Mr Gopstein says the popularity of Kahane's principles, is growing. 'We saw only this week that 48 per cent of Israelis support deporting Palestinians - I think it's even more than 48 per cent, but it shows that the new generation understands him [ Kahane],' while each year, more and more people attend the commemoration of his assassination.

And while Mr Gopstein himself admits that he regularly receives death threats, he says he feels himself to be popular on the Israeli street. 'I sees the reaction to us in the street - I walk on the street and people want to take selfies with me! All over the country. '

But on the streets of Jerusalem, many are angry about the group's activities.

'It's a very stupid organisation, it's anti-feminist. It's like they're saying 'Jewish girls are only for Jewish people'. It's chauvinist,' says Noam, a 26-year-old student in Jerusalem. 'They're also racist - they discriminate against everyone. Actually I think the government should forbid this kind of activity.'


'It's very worrying to see them around. They're very extreme. They tend to be very violent, especially when they hang out here,' says Hillel, 19, who serves in the army.

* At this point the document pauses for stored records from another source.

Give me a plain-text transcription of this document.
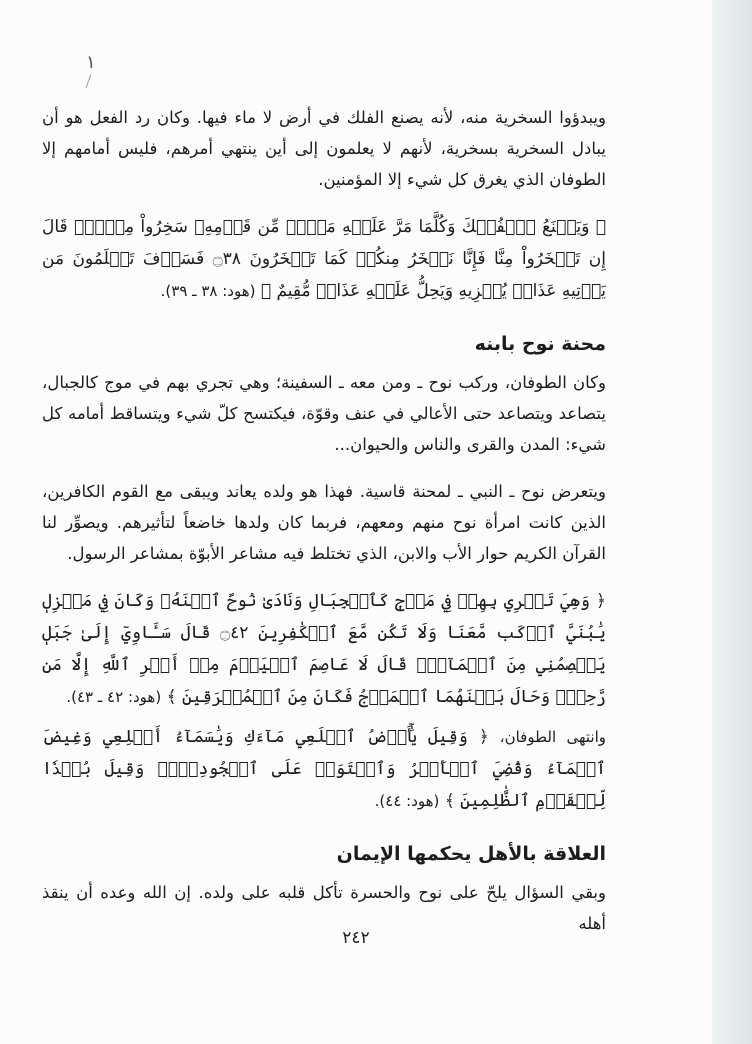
١

ويبدؤوا السخرية منه، لأنه يصنع الفلك في أرض لا ماء فيها. وكان رد الفعل هو أن يبادل السخرية بسخرية، لأنهم لا يعلمون إلى أين ينتهي أمرهم، فليس أمامهم إلا الطوفان الذي يغرق كل شيء إلا المؤمنين.

﴿ وَيَصۡنَعُ ٱلۡفُلۡكَ وَكُلَّمَا مَرَّ عَلَيۡهِ مَلَأٞ مِّن قَوۡمِهِۦ سَخِرُواْ مِنۡهُۚ قَالَ إِن تَسۡخَرُواْ مِنَّا فَإِنَّا نَسۡخَرُ مِنكُمۡ كَمَا تَسۡخَرُونَ ۝٣٨ فَسَوۡفَ تَعۡلَمُونَ مَن يَأۡتِيهِ عَذَابٞ يُخۡزِيهِ وَيَحِلُّ عَلَيۡهِ عَذَابٞ مُّقِيمٌ ﴾ (هود: ٣٨ ـ ٣٩).

محنة نوح بابنه

وكان الطوفان، وركب نوح ـ ومن معه ـ السفينة؛ وهي تجري بهم في موج كالجبال، يتصاعد ويتصاعد حتى الأعالي في عنف وقوّة، فيكتسح كلّ شيء ويتساقط أمامه كل شيء: المدن والقرى والناس والحيوان...

ويتعرض نوح ـ النبي ـ لمحنة قاسية. فهذا هو ولده يعاند ويبقى مع القوم الكافرين، الذين كانت امرأة نوح منهم ومعهم، فربما كان ولدها خاضعاً لتأثيرهم. ويصوِّر لنا القرآن الكريم حوار الأب والابن، الذي تختلط فيه مشاعر الأبوّة بمشاعر الرسول.

﴿ وَهِيَ تَجۡرِي بِهِمۡ فِي مَوۡجٖ كَٱلۡجِبَالِ وَنَادَىٰ نُوحٌ ٱبۡنَهُۥ وَكَانَ فِي مَعۡزِلٖ يَٰبُنَيَّ ٱرۡكَب مَّعَنَا وَلَا تَكُن مَّعَ ٱلۡكَٰفِرِينَ ۝٤٢ قَالَ سَـَٔاوِيٓ إِلَىٰ جَبَلٖ يَعۡصِمُنِي مِنَ ٱلۡمَآءِۚ قَالَ لَا عَاصِمَ ٱلۡيَوۡمَ مِنۡ أَمۡرِ ٱللَّهِ إِلَّا مَن رَّحِمَۚ وَحَالَ بَيۡنَهُمَا ٱلۡمَوۡجُ فَكَانَ مِنَ ٱلۡمُغۡرَقِينَ ﴾ (هود: ٤٢ ـ ٤٣).

وانتهى الطوفان، ﴿ وَقِيلَ يَٰٓأَرۡضُ ٱبۡلَعِي مَآءَكِ وَيَٰسَمَآءُ أَقۡلِعِي وَغِيضَ ٱلۡمَآءُ وَقُضِيَ ٱلۡأَمۡرُ وَٱسۡتَوَتۡ عَلَى ٱلۡجُودِيِّۖ وَقِيلَ بُعۡدٗا لِّلۡقَوۡمِ ٱلظَّٰلِمِينَ ﴾ (هود: ٤٤).

العلاقة بالأهل يحكمها الإيمان

وبقي السؤال يلحّ على نوح والحسرة تأكل قلبه على ولده. إن الله وعده أن ينقذ أهله

٢٤٢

'One time I was having a conversation with one of them - and right next to me, they beat out a leftist, we had to c​all an ambulance.'

'They need to be shut up,' Hillel says, as two teenage Lehava activists come towards him.

'Why are you telling lies? one of the activist shouts, coming up to stand intimidatingly close to Hillel, putting his head close as if intending to head-butt him. As Hillel walks away, the teenager clenches his arm into a fist and laughs.